One of the things that has always bothered us about a purely data-driven solution based on AI is that there is no natural way to integrate the scientific work that has already been done in this domain. Speech neuroscientists have been studying how various neurological diseases manifest themselves in speech for hundreds of years.
We overcome the challenges identified above by distilling the speech signal to clinically-relevant components through analytics that rely on our understanding of the human speech production mechanism and the neural basis that underlies it. A model-driven, transparent approach will bridge the gap between purely data-driven solutions and the manual speech assessment methods we discussed in the last post.
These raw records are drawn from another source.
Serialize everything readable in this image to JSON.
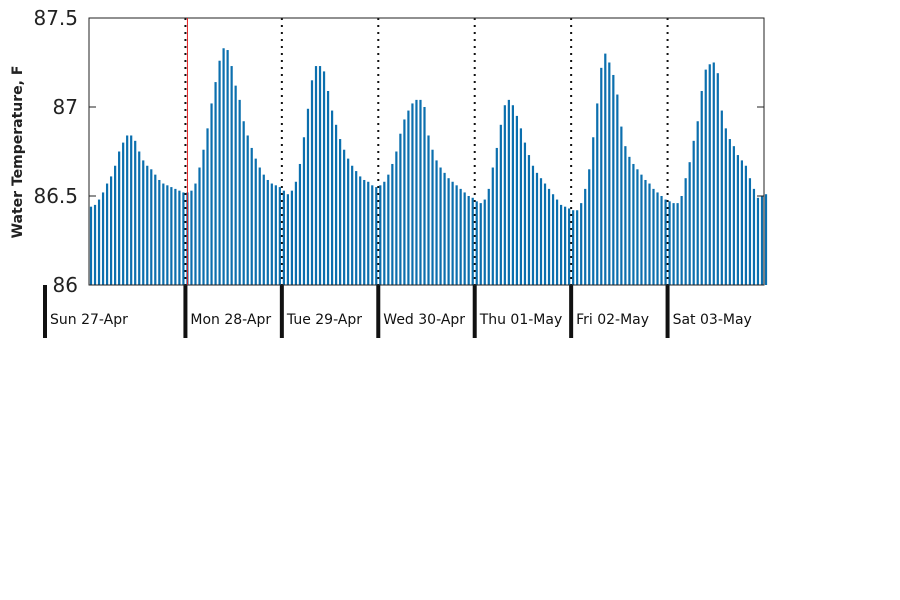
{
  "chart_data": {
    "type": "bar",
    "title": "",
    "xlabel": "",
    "ylabel": "Water Temperature, F",
    "ylim": [
      86,
      87.5
    ],
    "yticks": [
      "86",
      "86.5",
      "87",
      "87.5"
    ],
    "x_range_hours": [
      0,
      168
    ],
    "bar_interval_hours": 1,
    "grid": false,
    "legend": "none",
    "colors": {
      "bar": "#0b6fae",
      "current_time_marker": "#e41a1c",
      "day_divider": "#111111"
    },
    "day_labels": [
      "Sun 27-Apr",
      "Mon 28-Apr",
      "Tue 29-Apr",
      "Wed 30-Apr",
      "Thu 01-May",
      "Fri 02-May",
      "Sat 03-May"
    ],
    "current_time_marker_hour": 24,
    "values": [
      86.44,
      86.45,
      86.48,
      86.52,
      86.57,
      86.61,
      86.67,
      86.75,
      86.8,
      86.84,
      86.84,
      86.81,
      86.75,
      86.7,
      86.67,
      86.65,
      86.62,
      86.59,
      86.57,
      86.56,
      86.55,
      86.54,
      86.53,
      86.52,
      86.52,
      86.53,
      86.57,
      86.66,
      86.76,
      86.88,
      87.02,
      87.14,
      87.26,
      87.33,
      87.32,
      87.23,
      87.12,
      87.04,
      86.92,
      86.84,
      86.77,
      86.71,
      86.66,
      86.62,
      86.59,
      86.57,
      86.56,
      86.55,
      86.53,
      86.51,
      86.53,
      86.58,
      86.68,
      86.83,
      86.99,
      87.15,
      87.23,
      87.23,
      87.2,
      87.09,
      86.98,
      86.9,
      86.82,
      86.76,
      86.71,
      86.67,
      86.64,
      86.61,
      86.59,
      86.58,
      86.56,
      86.55,
      86.56,
      86.58,
      86.62,
      86.68,
      86.75,
      86.85,
      86.93,
      86.98,
      87.02,
      87.04,
      87.04,
      87.0,
      86.84,
      86.76,
      86.7,
      86.66,
      86.63,
      86.6,
      86.58,
      86.56,
      86.54,
      86.52,
      86.5,
      86.49,
      86.47,
      86.46,
      86.48,
      86.54,
      86.66,
      86.77,
      86.9,
      87.01,
      87.04,
      87.01,
      86.95,
      86.88,
      86.8,
      86.73,
      86.67,
      86.63,
      86.6,
      86.57,
      86.54,
      86.51,
      86.48,
      86.45,
      86.44,
      86.43,
      86.42,
      86.42,
      86.46,
      86.54,
      86.65,
      86.83,
      87.02,
      87.22,
      87.3,
      87.25,
      87.18,
      87.07,
      86.89,
      86.78,
      86.72,
      86.68,
      86.65,
      86.62,
      86.59,
      86.57,
      86.54,
      86.52,
      86.5,
      86.48,
      86.47,
      86.46,
      86.46,
      86.5,
      86.6,
      86.69,
      86.81,
      86.92,
      87.09,
      87.21,
      87.24,
      87.25,
      87.19,
      86.98,
      86.88,
      86.82,
      86.78,
      86.73,
      86.7,
      86.67,
      86.6,
      86.54,
      86.49,
      86.5,
      86.51
    ]
  }
}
Let’s dive into model-driven speech analytics next shall we?
Footnote: AI is an overloaded term whose definition has evolved and expanded over the years. We want to be a bit more specific about what we mean here. We are referring to a data-driven approach where high-dimensional speech features (or raw input samples) and clinical labels are used to train a model to predict the labels from the input speech. Some people call this machine learning, others call it supervised learning, others call it statistical learning. We use AI here because of how ubiquitous the term has become in the industry.